Muerte del novelista
Con alguna frecuencia se suele preguntar a los novelistas que por qué escriben. El hecho mismo de que todavía esté incluida tal pregunta en el repertorio general de interrogantes no hace sino revelar que el escribir se incluye en el área de las aficiones raras o de las actividades inútiles. Nadie nos pregunta por qué trabajamos o qué razones nos impulsan a comprar un coche de dos o cuatro puertas.Efectivamente, la escritura es una rara afición, en la que se consumen cantidades de tiempo y energías que en cualquier otra actividad rendirían beneficios más palpables. Si los tres o cuatro años que se emplean en escribir una novela se dedicaran al adulterio, a ganar dinero o al aprendizaje de idiomas, por poner tres ejemplos diferentes, al final de ese tiempo se habrían obtenido, en cualquiera de estas áreas, beneficios mucho más visibles que los que -salvo excepciones- producen los libros cuando comienzan a vivir su vida. Es, pues, la aparente falta de relación entre lo mucho que se entrega y lo poco que se recibe a cambio de esa entrega lo que hace que el escribir resulte una extravagancia, un lujo, una rare za, en fin, que provoca la repeti ción de la pregunta por qué escribe usted.
Las respuestas son muchas y variadas, pero en general todas ellas tienden a utilizar la técnica del epitafio, intentando condensar en una frase perfecta, redonda, la complejidad de un acto que guarda más relación con la necesidad que con la voluntad.
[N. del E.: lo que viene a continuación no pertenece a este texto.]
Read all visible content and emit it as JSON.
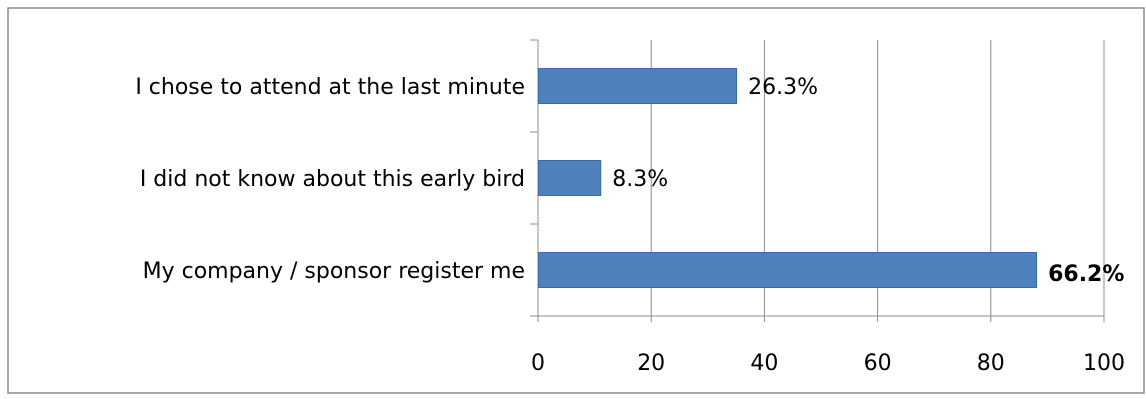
{
  "chart_data": {
    "type": "bar",
    "orientation": "horizontal",
    "categories": [
      "I chose to attend at the last minute",
      "I did not know about this early bird",
      "My company / sponsor register me"
    ],
    "values": [
      35,
      11,
      88
    ],
    "data_labels": [
      "26.3%",
      "8.3%",
      "66.2%"
    ],
    "bold_labels": [
      false,
      false,
      true
    ],
    "xlim": [
      0,
      100
    ],
    "xticks": [
      0,
      20,
      40,
      60,
      80,
      100
    ],
    "title": "",
    "xlabel": "",
    "ylabel": "",
    "grid": true,
    "legend": "none",
    "colors": {
      "bar": "#4f81bd",
      "bar_stroke": "#3a6aa3",
      "grid": "#8c8c8c",
      "axis": "#8c8c8c",
      "border": "#8c8c8c"
    }
  }
}
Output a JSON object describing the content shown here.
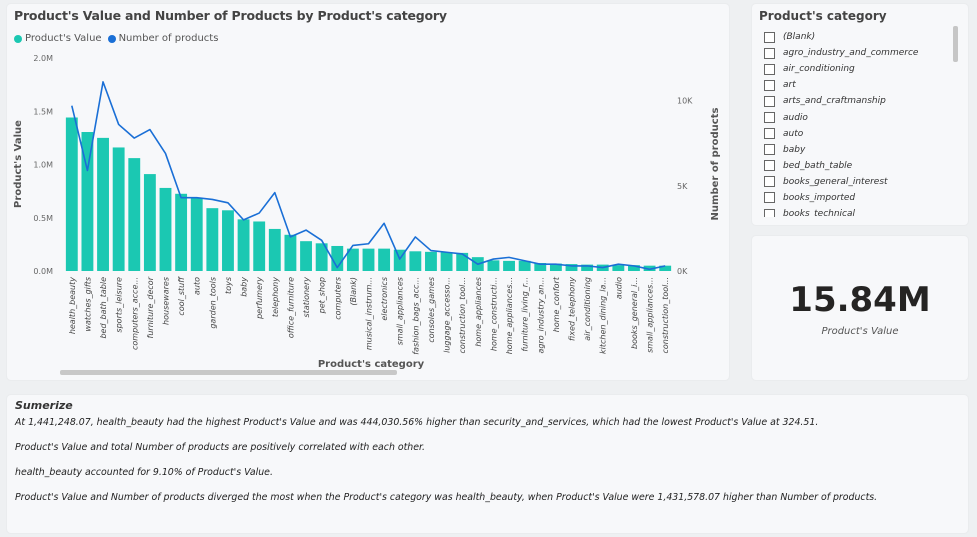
{
  "chart": {
    "title": "Product's Value and Number of Products  by Product's category",
    "legend": [
      {
        "label": "Product's Value",
        "color": "#1bc8b2"
      },
      {
        "label": "Number of products",
        "color": "#1a6fd6"
      }
    ],
    "xlabel": "Product's category",
    "ylabel_left": "Product's Value",
    "ylabel_right": "Number of products",
    "left_ticks": [
      "0.0M",
      "0.5M",
      "1.0M",
      "1.5M",
      "2.0M"
    ],
    "right_ticks": [
      "0K",
      "5K",
      "10K"
    ]
  },
  "chart_data": {
    "type": "bar",
    "categories": [
      "health_beauty",
      "watches_gifts",
      "bed_bath_table",
      "sports_leisure",
      "computers_acce...",
      "furniture_decor",
      "housewares",
      "cool_stuff",
      "auto",
      "garden_tools",
      "toys",
      "baby",
      "perfumery",
      "telephony",
      "office_furniture",
      "stationery",
      "pet_shop",
      "computers",
      "(Blank)",
      "musical_instrum...",
      "electronics",
      "small_appliances",
      "fashion_bags_acc...",
      "consoles_games",
      "luggage_accesso...",
      "construction_tool...",
      "home_appliances",
      "home_constructi...",
      "home_appliances...",
      "furniture_living_r...",
      "agro_industry_an...",
      "home_confort",
      "fixed_telephony",
      "air_conditioning",
      "kitchen_dining_la...",
      "audio",
      "books_general_i...",
      "small_appliances...",
      "construction_tool..."
    ],
    "series": [
      {
        "name": "Product's Value",
        "axis": "left",
        "color": "#1bc8b2",
        "values": [
          1441248,
          1305000,
          1250000,
          1160000,
          1060000,
          910000,
          780000,
          725000,
          690000,
          590000,
          570000,
          485000,
          465000,
          395000,
          340000,
          280000,
          260000,
          235000,
          210000,
          210000,
          210000,
          200000,
          185000,
          180000,
          175000,
          170000,
          130000,
          100000,
          95000,
          95000,
          75000,
          70000,
          65000,
          60000,
          60000,
          55000,
          55000,
          50000,
          50000
        ]
      },
      {
        "name": "Number of products",
        "axis": "right",
        "color": "#1a6fd6",
        "values": [
          9700,
          5900,
          11100,
          8600,
          7800,
          8300,
          6900,
          4300,
          4300,
          4200,
          4000,
          3000,
          3400,
          4600,
          2000,
          2400,
          1800,
          200,
          1500,
          1600,
          2800,
          700,
          2000,
          1200,
          1100,
          1000,
          400,
          700,
          800,
          600,
          400,
          400,
          300,
          300,
          200,
          400,
          300,
          100,
          300
        ]
      }
    ],
    "ylim_left": [
      0,
      2000000
    ],
    "ylim_right": [
      0,
      12500
    ],
    "xlabel": "Product's category",
    "ylabel": "Product's Value",
    "ylabel_right": "Number of products",
    "title": "Product's Value and Number of Products  by Product's category"
  },
  "slicer": {
    "title": "Product's category",
    "items": [
      "(Blank)",
      "agro_industry_and_commerce",
      "air_conditioning",
      "art",
      "arts_and_craftmanship",
      "audio",
      "auto",
      "baby",
      "bed_bath_table",
      "books_general_interest",
      "books_imported",
      "books_technical"
    ]
  },
  "card": {
    "value": "15.84M",
    "label": "Product's Value"
  },
  "summary": {
    "title": "Sumerize",
    "lines": [
      "At 1,441,248.07, health_beauty had the highest Product's Value and was 444,030.56% higher than security_and_services, which had the lowest Product's Value at 324.51.",
      "Product's Value and total Number of products are positively correlated with each other.",
      "health_beauty accounted for 9.10% of Product's Value.",
      "Product's Value and Number of products diverged the most when the Product's category was health_beauty, when Product's Value were 1,431,578.07 higher than Number of products."
    ]
  }
}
En otras palabras, la mayoría de estas respuestas son ingeniosas y brillantes, pero no explican qué beneficios secretos recibe el novelista para tropezar tantas veces en la misma piedra, disfrazada de novelas diferentes.
Y es que la vida es rara. No sabemos qué pasará mañana, excepto que sonará el despertador a la hora de siempre y que viviremos otro fragmento más de la existencia. Al conjunto de tales partículas -unidas entre sí por cicatrices, costurones, memoria o tiempo- lo llamamos historia o vida. Se quiere significar con ello que la existencia es un todo del que podemos separar o arrancar provisionalmente un pedazo para exponerlo a la vista del público, o a la consideración de la propia conciencia, con la seguridad de que una vez usado regresará automáticamente a su posición original.
Sin embargo, esa totalidad no existe. La contradicción de la vida -de ahí su rareza- proviene del hecho de que está compuesta por fragmentos separados de un todo que no tiene lugar. O que tiene lugar en otra parte.
Un ejemplo lejano
Yo mismo, por poner un ejemplo lejano, soy un tipo inconcreto. Si dividiera mi existencia en décadas, no encontraríamos en ellas ningún elemento común lo suficientemente sólido como para crear un conjunto homogéneo, sin grumos (lo que llamamos Una Vida). Si la dividiera en épocas, no podría tampoco, por más que removiera la pasta, igualar odiluir unas partes en otras. Nifiez, adolescencia, juventud, pasado, no son sino diferentes instantes atribuidos a un sujeto en el que sólo lo transitorio permanece: estatura, color de la tez y de los ojos, número de carné de identidad, etcétera. Cosas, como se ve, útiles para obtener un pasaporte o un certificado de matrimonio, pero insuficientes a todas luces para vivir.
En resumen, que este recipiente mortal que es mi cuerpo ha albergado con notable desorden individualidades diferentes, personalidades alternativas, deseos incompatibles, voces varias.
Por alguna oscura razón, tal troceamiento personal se vive con angustia, y de ahí -creo yo- esa costumbre de hilvanar los pedazos de una o varias vidas y de hacer con el resultado Una Historia. De este modo, nos transmitimos la ilusión de que las cosas pasan unas después de otras y adquirimos así un sentido sucesivo y casual de la experiencia.
Esa sensación de completud, de unidad, de sucesión y causa sólo somos capaces de encontrarla algunos novelistas en el hecho mismo de escribir. La novela es un espejo, sí, pero un espejo que nos devuelve una imagen indivisible y articulada de nosotros mismos. Mientras escribo una novela, vivo una situación semejante a la del niño que, ignorando los límites del propio cuerpo, es colocado frente a un espejo por un adulto que le dice: "Ése eres tú". Y el niño mira y se ve sólido, limitado y único, pero también un poco ajeno, porque advierte que su imagen sólo está sometida a cierta unidad cuando se encuentra fuera de sí mismo. Con el paso del tiempo, o se hará novelista, o enloquecerá o, en fin, adquirirá -como se adquieren otro hábitos- la costumbre de contemplar las cosas como si sucedieran unas después de otras y como si las primeras fueran causa de las segundas.
Hay un momento decisivo en la educación del hombre; es aquel en el que comienzan a confundirse las relaciones de proximidad con las relaciones de causa. En ese instante muere el novelista.